Sein teilnahmsloses Nicken nehme ich als "Ja" und tippe auf Absenden.

Ein Haken.
Zwei Haken.

Sie werden blau.

Tommi schreibt.
Felix schnieft.

Als ich zu ihm sehe, laufen wieder dicke Krokodilstränen seine Wangen hinunter und ich greife erneut zu seiner Hand, als das Geräusch einer neuen Textnachricht ertönt.
Ich erkenne Angst in Felix' Augen.

"Ja. Heute Abend?" lese ich vor und kann an seinem Blick deuten, dass das Felix eindeutig zu spät ist.
"So früh wie möglich am besten" Auf Felix' Bestätigung hin schicke ich den Text ab.
Tommi ist ein Künstler darin, das Thema zu umgehen, was zu Felix' Stimmungsaufhellung nur leider keineswegs beiträgt.
"Wie gehts dir?" will er wissen. Ohne Felix zu fragen antworte ich: "Scheiße."
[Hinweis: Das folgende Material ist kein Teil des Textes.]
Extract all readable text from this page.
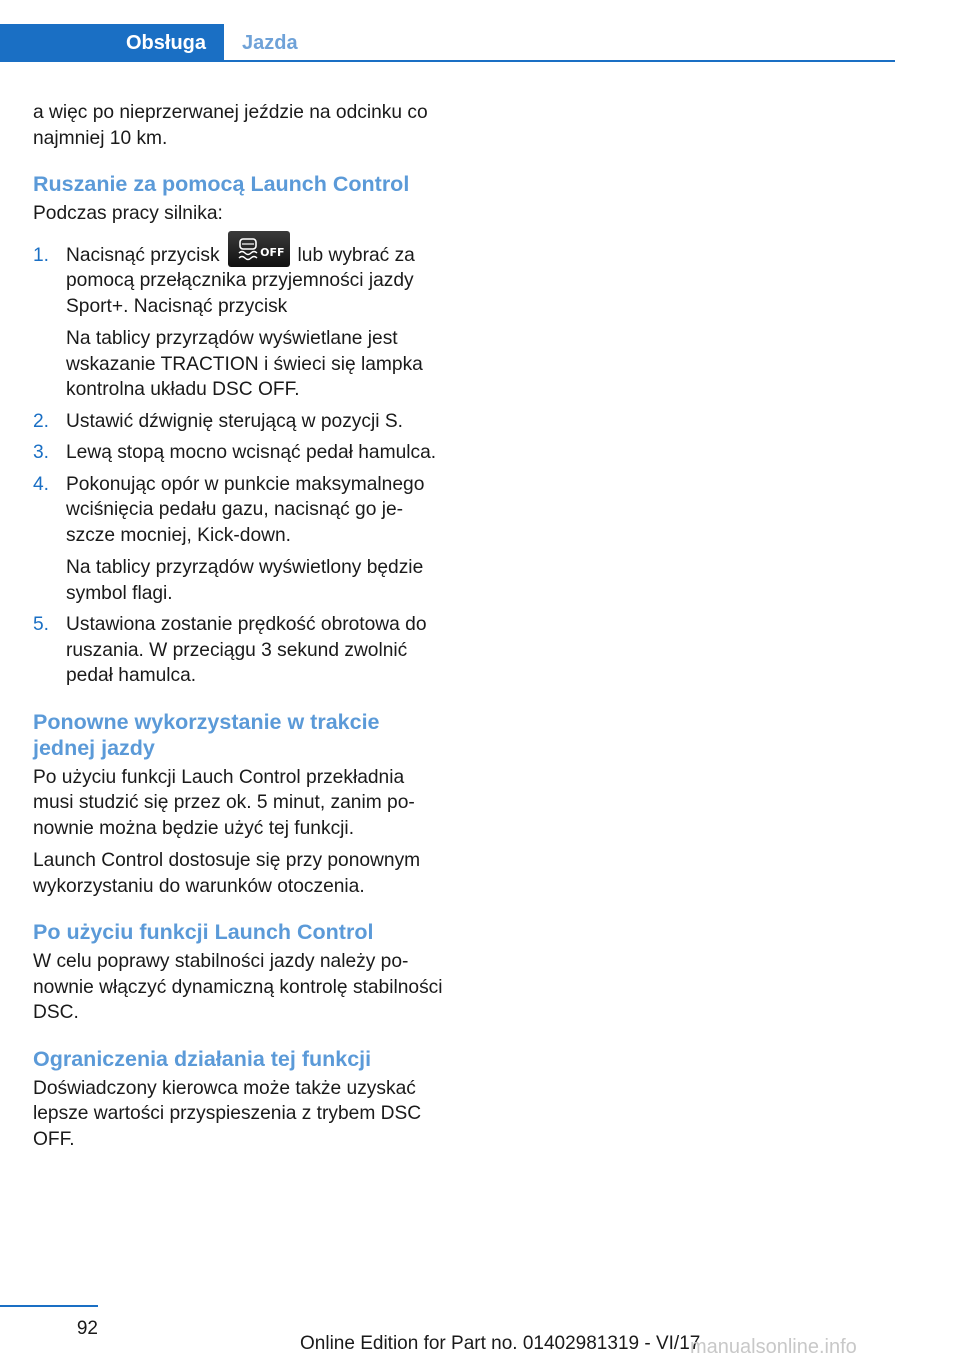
Obsługa	Jazda

a więc po nieprzerwanej jeździe na odcinku co najmniej 10 km.

Ruszanie za pomocą Launch Control

Podczas pracy silnika:

1. Nacisnąć przycisk	OFF lub wybrać za pomocą przełącznika przyjemności jazdy Sport+. Nacisnąć przycisk
Na tablicy przyrządów wyświetlane jest wskazanie TRACTION i świeci się lampka kontrolna układu DSC OFF.
2. Ustawić dźwignię sterującą w pozycji S.
3. Lewą stopą mocno wcisnąć pedał hamulca.
4. Pokonując opór w punkcie maksymalnego wciśnięcia pedału gazu, nacisnąć go jeszcze mocniej, Kick-down.
Na tablicy przyrządów wyświetlony będzie symbol flagi.
5. Ustawiona zostanie prędkość obrotowa do ruszania. W przeciągu 3 sekund zwolnić pedał hamulca.
Ponowne wykorzystanie w trakcie jednej jazdy

Po użyciu funkcji Lauch Control przekładnia musi studzić się przez ok. 5 minut, zanim ponownie można będzie użyć tej funkcji.

Launch Control dostosuje się przy ponownym wykorzystaniu do warunków otoczenia.

Po użyciu funkcji Launch Control

W celu poprawy stabilności jazdy należy ponownie włączyć dynamiczną kontrolę stabilności DSC.

Ograniczenia działania tej funkcji

Doświadczony kierowca może także uzyskać lepsze wartości przyspieszenia z trybem DSC OFF.

92
Online Edition for Part no. 01402981319 - VI/17
manualsonline.info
"Weißt du, was mich traurig macht?" fragt Felix, so leise, dass ich Mühen habe, ihn überhaupt richtig verstehen zu können. Konfus schüttele ich langsam den Kopf, denke mir aber "Vieles." und bemerke, wie sich langsam ein Bild unserer Mutter in meinen Kopf schleicht. Normalerweise muss ich in so einem Moment lächeln, nur heute nicht. Die hübsche Frau wird von Tommis Lachen verdrängt. Ich spüre Schweiß an der Hand, ohne in der Lage zu sein, zu beurteilen, von wem dieser ausgeht. Der Gedankenaustausch zwischen Felix und mir hat schon immer vorzüglich funktioniert.

"Selina ist jetzt einfach an meinem Platz. Und ich kann Nichts tun. Weil er weg ist."
Seine Stimme wird gegen Ende des vorletzten Satzes brüchig, heiser und leiser. Die letzten Worte sind kaum hörbar, ich weiß aber, was er meint.
"Ich find's auch nicht cool, was er abzieht."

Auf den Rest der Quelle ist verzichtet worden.